- Theatrical release poster
- Directed by: Charles Finch
- Written by: Yolande Turner; Charles Finch;
- Produced by: Mario Sotela
- Starring: Dylan McDermott; Tom Sizemore; Sharon Stone;
- Cinematography: Miles Cook
- Edited by: Gene M. Gamache
- Music by: Hans Zimmer; Mark Mancina;
- Production company: Sotela Pictures
- Distributed by: August Entertainment (United States); Columbia TriStar Film Distributors International (international);
- Release dates: November 13, 1991 (Santa Barbara Film Festival); June 18, 1993 (United States);
- Running time: 91 minutes
- Country: United States
- Language: English

= Where Sleeping Dogs Lie =

1991 film by Charles Finch

Where Sleeping Dogs Lie is a 1991 American neo noir thriller film directed by Charles Finch and starring Dylan McDermott, Tom Sizemore, and Sharon Stone.

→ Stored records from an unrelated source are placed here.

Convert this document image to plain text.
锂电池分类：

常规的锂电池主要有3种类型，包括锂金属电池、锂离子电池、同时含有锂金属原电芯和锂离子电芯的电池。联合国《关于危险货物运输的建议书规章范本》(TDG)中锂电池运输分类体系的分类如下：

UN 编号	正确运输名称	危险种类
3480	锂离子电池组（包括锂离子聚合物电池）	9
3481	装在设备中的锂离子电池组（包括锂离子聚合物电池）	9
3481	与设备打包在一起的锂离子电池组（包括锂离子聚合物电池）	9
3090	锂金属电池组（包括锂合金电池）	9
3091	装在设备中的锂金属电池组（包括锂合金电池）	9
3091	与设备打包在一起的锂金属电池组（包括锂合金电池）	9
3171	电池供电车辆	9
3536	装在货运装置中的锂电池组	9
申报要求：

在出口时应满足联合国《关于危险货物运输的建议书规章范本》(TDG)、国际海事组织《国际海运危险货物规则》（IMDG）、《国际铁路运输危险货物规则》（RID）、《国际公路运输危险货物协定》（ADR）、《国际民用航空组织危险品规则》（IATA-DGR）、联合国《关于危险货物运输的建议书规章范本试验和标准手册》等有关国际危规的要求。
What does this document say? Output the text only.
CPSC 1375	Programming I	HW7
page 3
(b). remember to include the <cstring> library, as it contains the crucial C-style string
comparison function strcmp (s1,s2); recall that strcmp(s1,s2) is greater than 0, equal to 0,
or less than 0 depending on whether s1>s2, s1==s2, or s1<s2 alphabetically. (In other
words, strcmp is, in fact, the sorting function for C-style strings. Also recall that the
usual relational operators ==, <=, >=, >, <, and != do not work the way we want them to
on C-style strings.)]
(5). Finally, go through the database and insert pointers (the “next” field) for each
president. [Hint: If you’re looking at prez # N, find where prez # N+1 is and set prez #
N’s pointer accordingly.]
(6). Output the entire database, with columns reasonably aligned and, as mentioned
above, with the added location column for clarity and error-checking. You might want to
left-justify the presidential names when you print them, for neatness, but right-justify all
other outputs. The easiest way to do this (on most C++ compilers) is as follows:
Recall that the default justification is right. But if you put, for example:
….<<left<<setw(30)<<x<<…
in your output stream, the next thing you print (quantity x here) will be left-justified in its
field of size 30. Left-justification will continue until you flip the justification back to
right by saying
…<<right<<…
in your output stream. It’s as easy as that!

The primary location for the film was C.E. Toberman Estate in Hollywood, a large Mediterranean-style, 22-room house built at the top of Camino Palmero in 1928 by C. E. Toberman.

==Plot==
A murder mystery writer misreads the nervous man he bullies in a spooky Hollywood mansion. A psychological thriller with an aspiring writer who was recently evicted moves into a run down California mansion; an enigmatic tenant collaborates on his novel as the "real" killer of the family that the writer is writing about. The writer does not like writing about "blood and guts" to have a best-seller; yet, desperation finds him moving into a house where the inhabitants were murdered by a serial killer, still-at-large, the "real killer" moves into the house as a tenant, helps write the book, then reveals that he killed the family.